As our thoughts turn to the core realities of our faith this weekend, we have great cause to rejoice that we live in a country whose foundational principles let us stand firm in our beliefs.
But we also have reason to grieve, because laws that buttress that foundation have come under criticism. As Christians, we have a duty to tell the truth—and call on others to tell the truth—about religious liberty policy that has served our nation well for decades, policy that is one of our greatest resources to live together peaceably despite our deepest differences.
We are having important conversations about the nature of sexuality and marriage in our communities, even in our families. That’s going to lead to some differences of opinion. And sometimes that will lead to conflicts in the public square that need to be worked out. That’s why the religious liberty policy provides an opportunity and a standard to be weighed in court.
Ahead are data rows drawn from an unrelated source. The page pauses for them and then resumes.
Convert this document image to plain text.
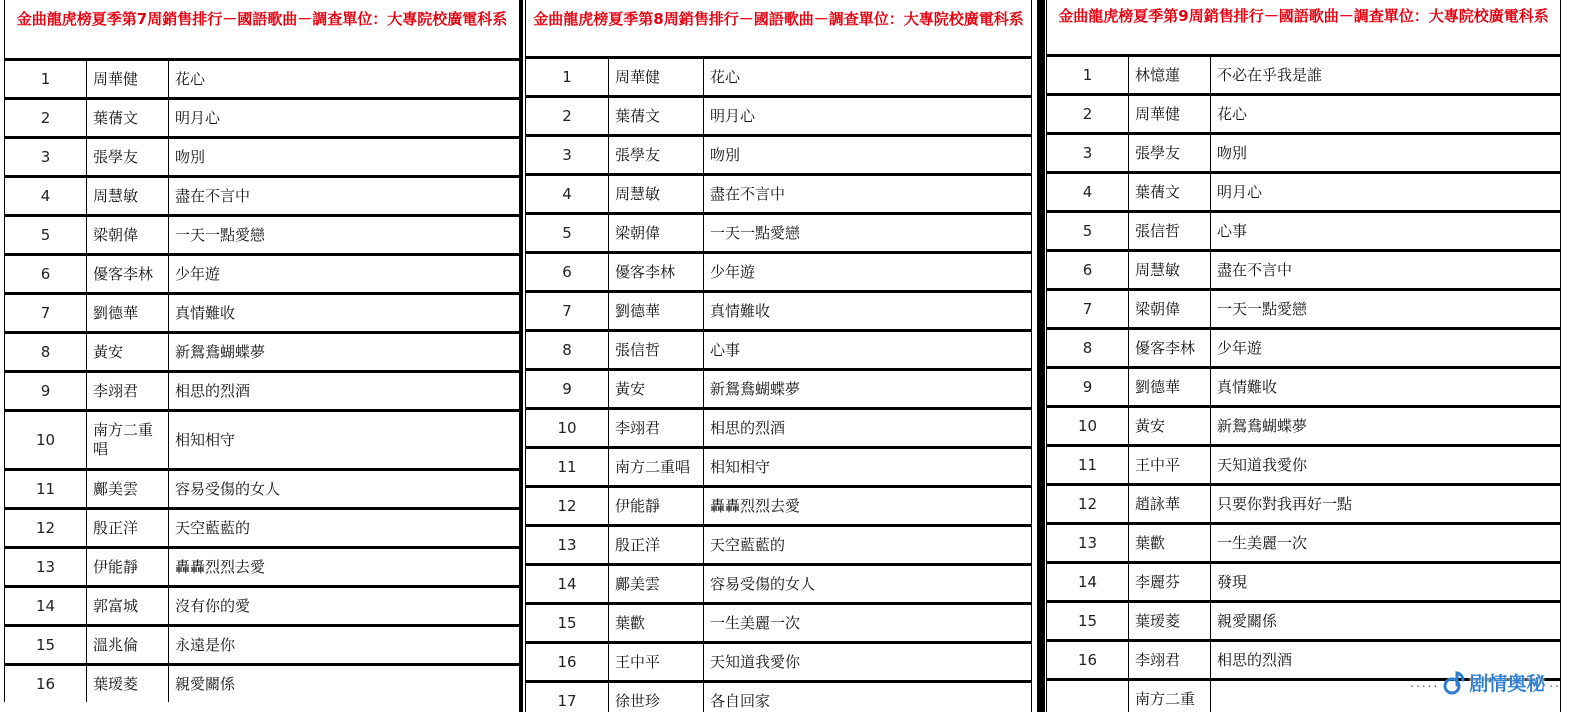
金曲龍虎榜夏季第7周銷售排行－國語歌曲－調查單位：大專院校廣電科系
1	周華健	花心
2	葉蒨文	明月心
3	張學友	吻別
4	周慧敏	盡在不言中
5	梁朝偉	一天一點愛戀
6	優客李林	少年遊
7	劉德華	真情難收
8	黃安	新鴛鴦蝴蝶夢
9	李翊君	相思的烈酒
10	南方二重唱	相知相守
11	鄺美雲	容易受傷的女人
12	殷正洋	天空藍藍的
13	伊能靜	轟轟烈烈去愛
14	郭富城	沒有你的愛
15	溫兆倫	永遠是你
16	葉瑷菱	親愛關係
金曲龍虎榜夏季第8周銷售排行－國語歌曲－調查單位：大專院校廣電科系
1	周華健	花心
2	葉蒨文	明月心
3	張學友	吻別
4	周慧敏	盡在不言中
5	梁朝偉	一天一點愛戀
6	優客李林	少年遊
7	劉德華	真情難收
8	張信哲	心事
9	黃安	新鴛鴦蝴蝶夢
10	李翊君	相思的烈酒
11	南方二重唱	相知相守
12	伊能靜	轟轟烈烈去愛
13	殷正洋	天空藍藍的
14	鄺美雲	容易受傷的女人
15	葉歡	一生美麗一次
16	王中平	天知道我愛你
17	徐世珍	各自回家
金曲龍虎榜夏季第9周銷售排行－國語歌曲－調查單位：大專院校廣電科系
1	林憶蓮	不必在乎我是誰
2	周華健	花心
3	張學友	吻別
4	葉蒨文	明月心
5	張信哲	心事
6	周慧敏	盡在不言中
7	梁朝偉	一天一點愛戀
8	優客李林	少年遊
9	劉德華	真情難收
10	黃安	新鴛鴦蝴蝶夢
11	王中平	天知道我愛你
12	趙詠華	只要你對我再好一點
13	葉歡	一生美麗一次
14	李麗芬	發現
15	葉瑷菱	親愛關係
16	李翊君	相思的烈酒
	南方二重	
..... 剧情奥秘 ..
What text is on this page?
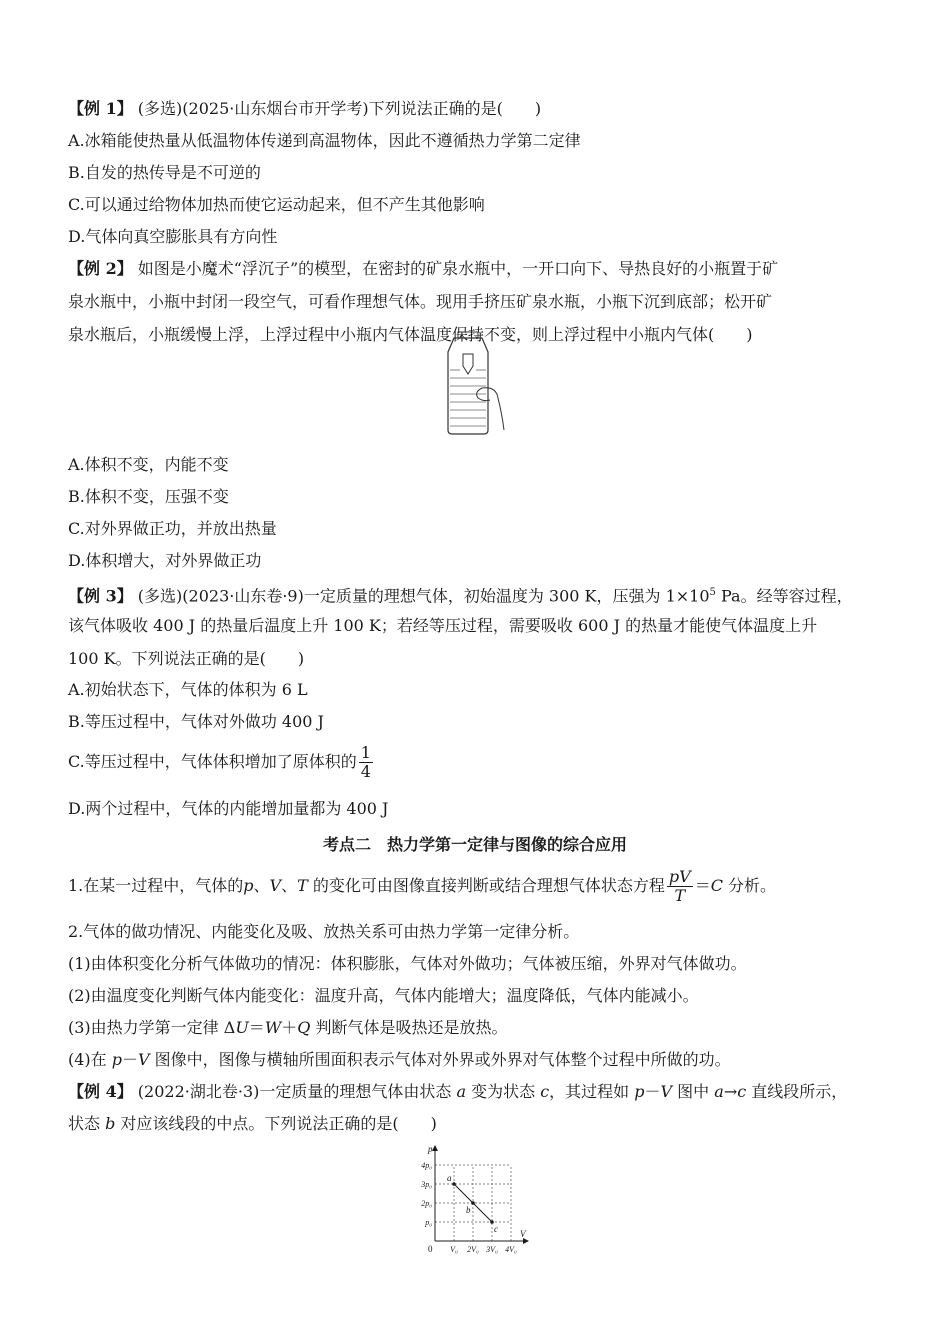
【例 1】 (多选)(2025·山东烟台市开学考)下列说法正确的是(　　)
A.冰箱能使热量从低温物体传递到高温物体，因此不遵循热力学第二定律
B.自发的热传导是不可逆的
C.可以通过给物体加热而使它运动起来，但不产生其他影响
D.气体向真空膨胀具有方向性
【例 2】 如图是小魔术“浮沉子”的模型，在密封的矿泉水瓶中，一开口向下、导热良好的小瓶置于矿
泉水瓶中，小瓶中封闭一段空气，可看作理想气体。现用手挤压矿泉水瓶，小瓶下沉到底部；松开矿
泉水瓶后，小瓶缓慢上浮，上浮过程中小瓶内气体温度保持不变，则上浮过程中小瓶内气体(　　)
A.体积不变，内能不变
B.体积不变，压强不变
C.对外界做正功，并放出热量
D.体积增大，对外界做正功
【例 3】 (多选)(2023·山东卷·9)一定质量的理想气体，初始温度为 300 K，压强为 $1\times 10^5$ Pa。经等容过程，
该气体吸收 400 J 的热量后温度上升 100 K；若经等压过程，需要吸收 600 J 的热量才能使气体温度上升
100 K。下列说法正确的是(　　)
A.初始状态下，气体的体积为 6 L
B.等压过程中，气体对外做功 400 J
C.等压过程中，气体体积增加了原体积的 $\frac{1}{4}$
D.两个过程中，气体的内能增加量都为 400 J
考点二　热力学第一定律与图像的综合应用
1.在某一过程中，气体的p、V、T 的变化可由图像直接判断或结合理想气体状态方程 $\frac{pV}{T} =C$ 分析。
2.气体的做功情况、内能变化及吸、放热关系可由热力学第一定律分析。
(1)由体积变化分析气体做功的情况：体积膨胀，气体对外做功；气体被压缩，外界对气体做功。
(2)由温度变化判断气体内能变化：温度升高，气体内能增大；温度降低，气体内能减小。
(3)由热力学第一定律 ΔU＝W＋Q 判断气体是吸热还是放热。
(4)在 p－V 图像中，图像与横轴所围面积表示气体对外界或外界对气体整个过程中所做的功。
【例 4】 (2022·湖北卷·3)一定质量的理想气体由状态 a 变为状态 c，其过程如 p－V 图中 a→c 直线段所示，
状态 b 对应该线段的中点。下列说法正确的是(　　)
V
p
0 V₀ 2V₀ 3V₀ 4V₀
p₀
2p₀
3p₀
4p₀
a
b
c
But the proposed “fix” approved this week by the Indiana legislature and signed by Governor Pence would eliminate the possibility of such debates having their day in court. It would not let us reach for the religious liberty tool that helps us balance our competing interests and beliefs. It would simply force the government’s views on religious believers in these cases.
It’s also important for us to distinguish what we are talking about and what’s at stake in the most practical of terms.
So, let’s take the example of the florist in the state of Washington. Mrs. Barronelle Stutzman is 70 years old. She owns a florist shop. She had two regular customers, a homosexual couple, Mr. Robert Ingersoll and Mr. Curt Freed. Over the years, she forged a friendship with Mr. Ingersoll and sold them flowers on a regular basis.
However, when Robert asked Mrs. Stutzman to provide the flowers for their same-sex marriage ceremony, she politely refused based upon her religious conviction that God defines marriage as between one man and one woman. Her participation in this ceremony would violate her religious convictions. She would have to participate in something that she believes grieves the heart of the God she serves.
In response, the Washington state attorney sued her for sexual orientation discrimination. She lost in court. The state offered to settle the suit for $2000, but she refused because a condition of the settlement included violating her faith beliefs and agreeing to participate in same-sex marriage ceremonies.
“You have to make a stand somewhere in your life on what you believe,” she said. “It was just time I had to take a stand … and everybody will have to come to that same time in their business.”
Mrs. Stutzman’s “time” now puts her in the crosshairs of her own government and unless she acquieses, she faces financial ruin. Our friends at Alliance Defending Freedom tell us the fines are $150,000 and she will likely lose her savings, house and business.
We think this type of government coercion is exactly what the Founding Fathers fought against. In his famous letter to the Danbury Baptist Association, Thomas Jefferson boldly stated that government was not to infringe upon a person’s religious freedom, noting that “religion is a matter which lies solely between man and his God” and “that he owes account to none other for his faith or his worship.”
To be sure, The debate will continue. For Christians going forward, we will now increasingly face the daunting choice to either follow Christ or man’s law.
In the end, we will have to make decisions that could cost us everything just like Mrs. Stutzman now faces.
But on this Good Friday, I am reminded that the Way of the Cross is not easy, and that “everything” short of the Risen Christ is but a vapor (James 4:14). Sooner than we think, the old will fade and He will make all things new (2 Cor. 5:17).
A blessed Easter from our home to yours.